しかし一方のウィラーは剣を持った手をだらんと下げたまま、何やら考え事をしていた。
「なんだい、やる気がないなら棄権しな」
フレデリカが挑発するように言う。
「う~ん、そうだよなぁ」
だがウィラーは煮え切らない態度で俯いた。観客も異変に気付き、徐々にざわめき始めている。
「どうしたのさ。こっちまで調子が狂っちまうよ」
フレデリカが武器を降ろし、呆れた様子で肩をすくめた。
「……うん、やっぱやめた!」
当のウィラーは突如、吹っ切れた様子でそう宣言する。
「フレデリカ、おめえに勝ちを譲ってやるよ」
「はぁ!?」
ウィラーの言葉を聞き、フレデリカは眉間にしわを寄せた。
「俺はまだ万全の状態じゃねぇからな。中途半端にアデルとやってまた負けて、もう一年待てとか言われたらたまったもんじゃねぇ」
ウィラーの呆れた言い分にフレデリカは開いた口が塞がらなかった。
「そんなこと言ってたらアタシが先にアデルを倒しちまうよ」
「ふっ、お前に負けるようじゃアデルもそれまでの男だったってことだな」
フレデリカの言葉をウィラーは笑って受け流す。
「だいたい譲ってもらわなくても、戦ってりゃアタシが勝ってたからね!」
「はいはい、わかったわかった」
少しムキになるフレデリカにウィラーは肩をすくめた。
「ほら、早くやってくれ。痛くするなよ?」
ウィラーは武器を収め、両手を広げる。
「おいおい、戦う気無いのかよ!」
「どうなってんだ?」
二人の様子に観客から野次が飛び始めた。ブーイングの波を浴び、フレデリカはバツが悪そうな表情になる。
「ちっ……これは借りじゃないよ。貸しだからね」
フレデリカは舌打ちをしてそう呟くと、剣を振るってウィラーの体に塗料を付けた。
「おいおい、貸しってことはねぇだろ。まあ、お前がアデルに勝ったら一杯おごってやるさ」
ウィラーは肩をすくめると、出口に向かって歩き出す。後には釈然としない表情のフレデリカが残された。
「……勝者、フレデリカ!」
少しの不満げな沈黙の後、フォスターが宣言する。しかし見ている観客たちは収まりがつかなかった。
「なんだ、八百長か!?」
「いい加減にしろ、金賭けてるんだぞ!」
その決着に暴れだす観客もいる。試合会場に物が投げ込まれ、衛兵がそれを取り押さえるために奔走した。
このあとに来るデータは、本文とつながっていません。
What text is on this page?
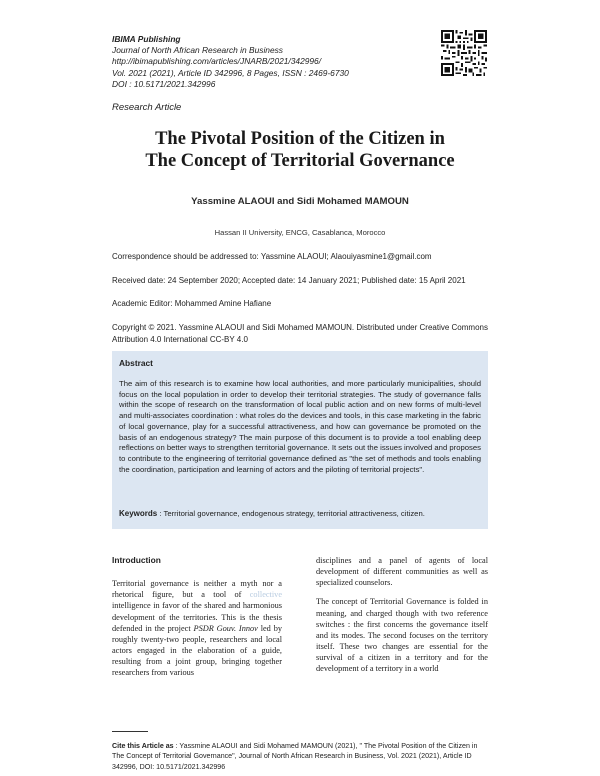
IBIMA Publishing
Journal of North African Research in Business
http://ibimapublishing.com/articles/JNARB/2021/342996/
Vol. 2021 (2021), Article ID 342996, 8 Pages, ISSN : 2469-6730
DOI : 10.5171/2021.342996
Research Article
The Pivotal Position of the Citizen in
The Concept of Territorial Governance
Yassmine ALAOUI and Sidi Mohamed MAMOUN
Hassan II University, ENCG, Casablanca, Morocco
Correspondence should be addressed to: Yassmine ALAOUI; Alaouiyasmine1@gmail.com
Received date: 24 September 2020; Accepted date: 14 January 2021; Published date: 15 April 2021
Academic Editor: Mohammed Amine Hafiane
Copyright © 2021. Yassmine ALAOUI and Sidi Mohamed MAMOUN. Distributed under Creative Commons Attribution 4.0 International CC-BY 4.0
Abstract
The aim of this research is to examine how local authorities, and more particularly municipalities, should focus on the local population in order to develop their territorial strategies. The study of governance falls within the scope of research on the transformation of local public action and on new forms of multi-level and multi-associates coordination : what roles do the devices and tools, in this case marketing in the fabric of local governance, play for a successful attractiveness, and how can governance be promoted on the basis of an endogenous strategy? The main purpose of this document is to provide a tool enabling deep reflections on better ways to strengthen territorial governance. It sets out the issues involved and proposes to contribute to the engineering of territorial governance defined as "the set of methods and tools enabling the coordination, participation and learning of actors and the piloting of territorial projects".
Keywords : Territorial governance, endogenous strategy, territorial attractiveness, citizen.
Introduction
Territorial governance is neither a myth nor a rhetorical figure, but a tool of collective intelligence in favor of the shared and harmonious development of the territories. This is the thesis defended in the project PSDR Gouv. Innov led by roughly twenty-two people, researchers and local actors engaged in the elaboration of a guide, resulting from a joint group, bringing together researchers from various
disciplines and a panel of agents of local development of different communities as well as specialized counselors.
The concept of Territorial Governance is folded in meaning, and charged though with two reference switches : the first concerns the governance itself and its modes. The second focuses on the territory itself. These two changes are essential for the survival of a citizen in a territory and for the development of a territory in a world
Cite this Article as : Yassmine ALAOUI and Sidi Mohamed MAMOUN (2021), " The Pivotal Position of the Citizen in The Concept of Territorial Governance", Journal of North African Research in Business, Vol. 2021 (2021), Article ID 342996, DOI: 10.5171/2021.342996
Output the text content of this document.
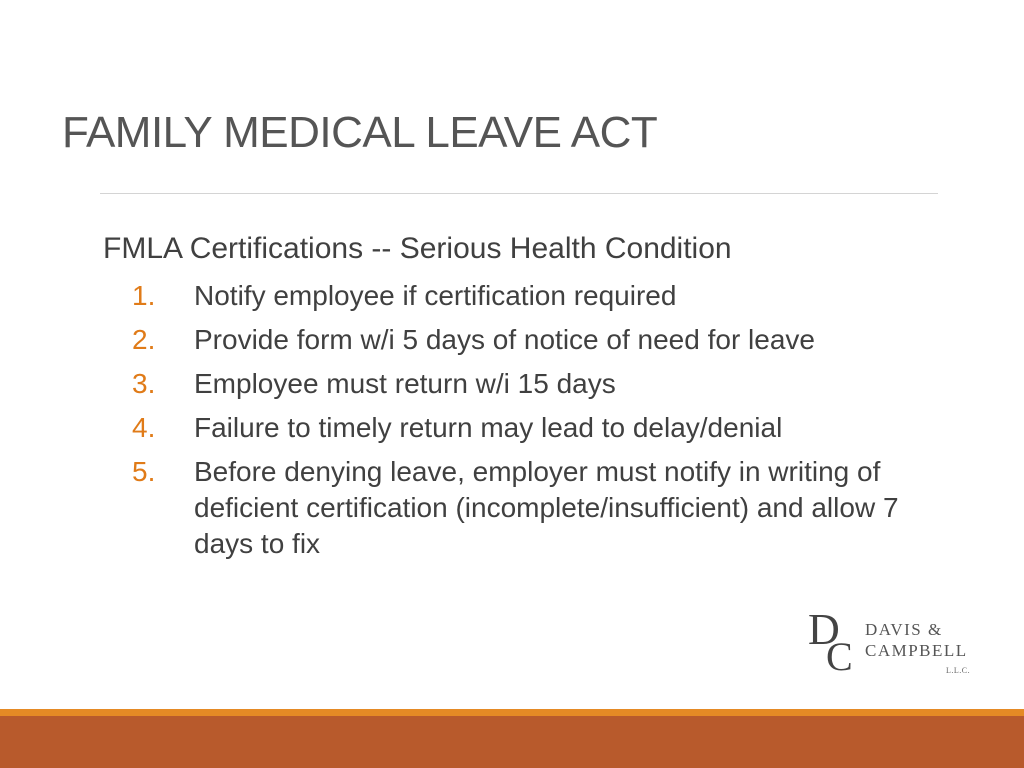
FAMILY MEDICAL LEAVE ACT
FMLA Certifications -- Serious Health Condition
1.	Notify employee if certification required
2.	Provide form w/i 5 days of notice of need for leave
3.	Employee must return w/i 15 days
4.	Failure to timely return may lead to delay/denial
5.	Before denying leave, employer must notify in writing of deficient certification (incomplete/insufficient) and allow 7 days to fix
D C
DAVIS &
CAMPBELL
L.L.C.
結局、ウィラーに賭けていた人々には掛け金を返金するとアナウンスがされ、観客の暴動は治まった。この剣技大会での賭けは国で運営していたこともあり、上手く対応しなければ国の信頼に関わるというフォスターの判断だ。元々あまり大金は賭けられないように上限が定められていたため、それほど国庫への影響はない。一部、闇賭博などでウィラーに賭けていた人々は収まらなかったが、そこまで国が面倒を見る気はなかった。
この件でむしろ一般の観客からは国の迅速な対応で評価は上がっており、そもそも美人女剣士ということで圧倒的に人気があったフレデリカが勝ち進んだこと自体に不満を持つ者は少ない。ただその戦いぶりが見られなかったことを観客は残念がっていたが、その分このあと若き英雄王との戦いが待っているということで、一度冷めた観客の熱は再び上がり始めていた。
そしてアデルが試合会場へと姿を現したのはそんなタイミングでのことだったのだ。